Dear Leta,
Over the weekend you turned seventeen-months-old. We celebrated by taking you to a huge swimming pool for your first real swimming experience, and while you took to the water without any fuss, you were much more interested in the sunscreen bottle we bought on the way to the pool. You spent almost four hours of your life that day putting the cap on and then pulling it off again, again, and then again. We couldn’t feed you or take off your clothes without separating you from the sunscreen cap and bottle, and there was a moment during one of the vacuum-sealed screaming fits when I thought, why can’t we just let her sleep in her wet swim diaper? Motherhood, Leta, it turns logic ON ITS HEAD. Like magic.

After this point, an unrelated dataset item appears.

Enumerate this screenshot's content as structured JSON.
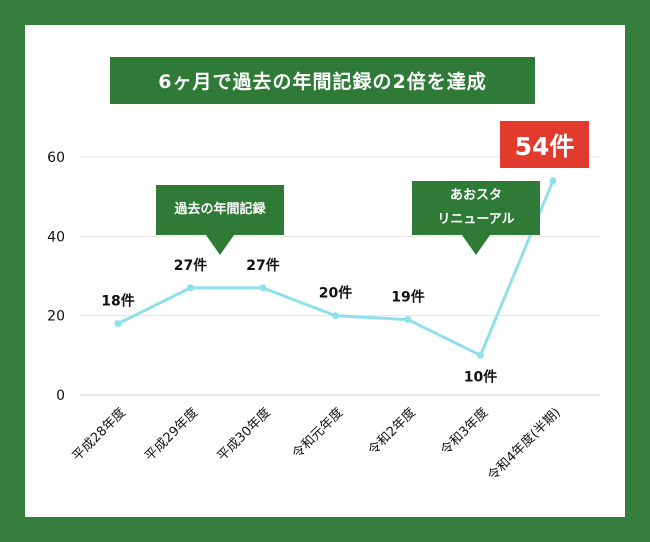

Yesterday was the Fourth of July, one of the few days a year the government says we can all sleep in. THE UNITED STATES GOVERNMENT SAYS SO, so why did you wake up at 5:30 AM, oh traitorous traitor? Usually when you wake up that early we let you talk yourself back to sleep until at least 6 AM, but this time, this day of government-sanctioned sleeping in, you screamed from your room, “MAAAMA!” And when that didn’t work you tried, “NOOOOOOOOOO!” And then when that didn’t work you commenced shaking your crib like a lion in a cage who is separated from steaming, fresh carcass by the the bars of his cage. When I ran into your room you were standing at the end of the bed, your dimpled fists propelling the crib forward, and you instantly yelled, “Hiiiiiiiiiiiiiii!” Hi, indeed, Francis.
Words you know how to say: hi, mama, bo, no, dank ooh, hi, owwee, hi, dada, hi, NOOOO, hi. Number of times you utter each one during the course of an hour: at least 90 times per minute, leaving zero seconds of silence. Number of times during a car ride that you have screamed louder than the radio I have turned up to drown out your Hiiiiiiiiiiii! EVERY. SINGLE. TIME. Which is the same number of times your father has turned to me during a car ride to ask, “Does she do this all the time?” and I have responded, “You have no idea.”
Your new trick this month is to throw yourself face-first to the floor and utter this wounded-boar-left-in-the-woods-to-die sound to get back something we have taken away from you. Admittedly, this is partially our fault, because when you were six months old and we handed you the remote or the telephone you couldn’t do any damage. But now, now you know how to erase important recorded programs, or store numbers on the telephone, or hit REDIAL. Once you even dialed 9-1-1 on the babysitter’s cellphone. I thought about keeping them on the line and saying, “Please, help. I had a baby and I can’t get up.”
One morning last week you suddenly and without warning realized how to open cabinet doors, and upon returning from the bathroom I found you scurrying like a squirrel hoarding nuts across the floor toward your bedroom with a bottle of Windex tucked under your arm. When I took that bottle of Windex away from you I might as well have been cutting your heart out of your chest with dull knives, the sound of your disappointment registering on seismographs at Caltech in Pasadena. Your father and I often wonder if we should pay someone to come into the home and teach us about this particular baby stage because we have no idea what the hell to do with you. We paid a trainer to come help us with Chuck when he was a baby, and that trainer put a leash on Chuck and dragged him an entire city block to get him to obey. Not that we would ever put you on a leash (or, I guess, act on the urge to do so, including the dragging part), but how do you tell someone your age that YOU ARE NOT ALLOWED TO TALK TO ME THAT WAY, when that sentence doesn’t contain one instance of the word “Hi!”?
You’re in this stage of life where the only way to communicate to us is by complaining, and that’s the thing about kids. You can get away with it because you don’t know any better, and as your parents we have to accept that sometimes, more often than not, all you do is complain. When you’re an adult and pay bills and the government takes more than a third of your income, sometimes it’s just not nice to complain all the time, even when you can’t have the remote. EVEN THEN, LETA. People don’t want to hear it all the time because they’ve heard it a thousand times already and at some point you just have to suck it. This last paragraph is more for me than it is for you because when you hang out with someone who does nothing but complain all day you, like me, may want to put that person out on the sidewalk with a sign around her neck that reads, “FREE, OR BEST OFFER.”
What I’m trying to say is, this month when people ask me about my week or my day or even the two hours I’ve been awake with you, instead of barfing all over them and lamenting the fact that damn, Gina, this is so hard, so very very hard, the hardest thing I’ve ever done, wah wah WAH WAH WAH, I’m trying to look at them and say, “She calls me Mama, now. I never knew that word could be so amazing.”